I haven't tried digging further to figure out how these man pages were
generated for the cygwin-doc package yet, but I did figure out how to do
the conversion myself. That, and a fair bit of hacking on the original
SGML gives these results:
http://etr-usa.com/cygwin/doc/test/api.xml
http://etr-usa.com/cygwin/doc/test/ccp.xml
http://etr-usa.com/cygwin/doc/test/ccp.html
http://etr-usa.com/cygwin/doc/test/ccp.3
http://etr-usa.com/cygwin/doc/test/ccp.pdf
Stylesheets to drive the conversions:
http://etr-usa.com/cygwin/doc/test/fo.xsl
http://etr-usa.com/cygwin/doc/test/html.xsl
http://etr-usa.com/cygwin/doc/test/manpage.xsl
api.xml is a cut-down stand-in for winsup/doc/cygwin-api.xml.

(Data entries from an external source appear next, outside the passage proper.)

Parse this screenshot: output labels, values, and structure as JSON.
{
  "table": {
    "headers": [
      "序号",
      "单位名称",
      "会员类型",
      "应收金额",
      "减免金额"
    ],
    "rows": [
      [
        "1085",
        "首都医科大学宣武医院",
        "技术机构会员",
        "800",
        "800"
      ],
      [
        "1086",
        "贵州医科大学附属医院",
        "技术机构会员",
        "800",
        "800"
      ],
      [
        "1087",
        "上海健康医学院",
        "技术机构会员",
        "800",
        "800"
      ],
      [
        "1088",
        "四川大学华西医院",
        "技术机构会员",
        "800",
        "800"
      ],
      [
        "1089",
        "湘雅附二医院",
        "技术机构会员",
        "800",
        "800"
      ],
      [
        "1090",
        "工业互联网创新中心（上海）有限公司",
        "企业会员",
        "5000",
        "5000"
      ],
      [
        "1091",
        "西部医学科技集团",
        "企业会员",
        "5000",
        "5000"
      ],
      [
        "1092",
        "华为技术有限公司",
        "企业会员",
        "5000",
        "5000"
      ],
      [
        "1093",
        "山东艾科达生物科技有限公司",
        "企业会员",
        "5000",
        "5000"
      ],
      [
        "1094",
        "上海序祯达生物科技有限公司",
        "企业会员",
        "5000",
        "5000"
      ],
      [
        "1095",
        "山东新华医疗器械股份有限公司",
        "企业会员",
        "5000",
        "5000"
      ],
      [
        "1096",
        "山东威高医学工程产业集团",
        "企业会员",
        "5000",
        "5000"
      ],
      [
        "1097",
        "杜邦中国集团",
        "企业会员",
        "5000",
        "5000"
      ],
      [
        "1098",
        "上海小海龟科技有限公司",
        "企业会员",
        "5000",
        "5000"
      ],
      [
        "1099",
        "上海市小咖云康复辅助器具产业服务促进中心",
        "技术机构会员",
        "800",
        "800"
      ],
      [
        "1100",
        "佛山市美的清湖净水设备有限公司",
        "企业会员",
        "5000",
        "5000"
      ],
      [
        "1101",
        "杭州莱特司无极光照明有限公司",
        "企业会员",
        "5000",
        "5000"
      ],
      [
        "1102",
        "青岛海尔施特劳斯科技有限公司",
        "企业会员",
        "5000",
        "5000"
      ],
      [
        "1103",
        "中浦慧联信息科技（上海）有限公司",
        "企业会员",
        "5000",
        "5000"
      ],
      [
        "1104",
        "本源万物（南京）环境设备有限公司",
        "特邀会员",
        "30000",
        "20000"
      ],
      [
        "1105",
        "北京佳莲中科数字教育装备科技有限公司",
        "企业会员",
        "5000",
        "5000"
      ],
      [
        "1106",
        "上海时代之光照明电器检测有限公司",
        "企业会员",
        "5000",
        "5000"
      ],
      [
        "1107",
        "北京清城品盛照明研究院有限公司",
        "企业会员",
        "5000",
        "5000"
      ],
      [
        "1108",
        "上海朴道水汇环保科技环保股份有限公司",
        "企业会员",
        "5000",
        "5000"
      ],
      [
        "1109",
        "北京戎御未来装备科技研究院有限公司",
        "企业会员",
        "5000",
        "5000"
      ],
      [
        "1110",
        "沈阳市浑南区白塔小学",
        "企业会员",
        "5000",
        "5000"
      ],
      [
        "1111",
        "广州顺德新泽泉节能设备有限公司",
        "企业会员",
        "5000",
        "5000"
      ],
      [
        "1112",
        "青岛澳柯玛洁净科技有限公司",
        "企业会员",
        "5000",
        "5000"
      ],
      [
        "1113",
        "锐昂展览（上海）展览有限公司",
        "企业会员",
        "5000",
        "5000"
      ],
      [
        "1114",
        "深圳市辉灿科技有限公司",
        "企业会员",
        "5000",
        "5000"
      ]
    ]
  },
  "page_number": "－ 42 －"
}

You need
the DocBook <book> container to get an accurate picture of how the man
page will format in HTML and PDF outputs.
I think these outputs look pretty good, myself. The HTML is the least
impressive, and it can be fixed with some CSS. (Code snippets should be
indented, for example.)
Conversion commands, to save anyone who cares some digging:
ccp.xml to manpage:
$ xsltproc --nonet manpage.xsl ccp.xml
man page test:
$ man ./cygwin_conv_path.3
(Did you know man(1) could be arm-twisted into testing a man page
without having to install it first? The trick is the "./".)
HTML and PDF output:
$ xmlto html api.xml
$ xmlto pdf api.xml
(Notice that there is no --skip-validation, as with the current Cygwin
docs. That is to say, my files *do* validate. :) )
Doxygen can do all of this, too, with less verbose markup.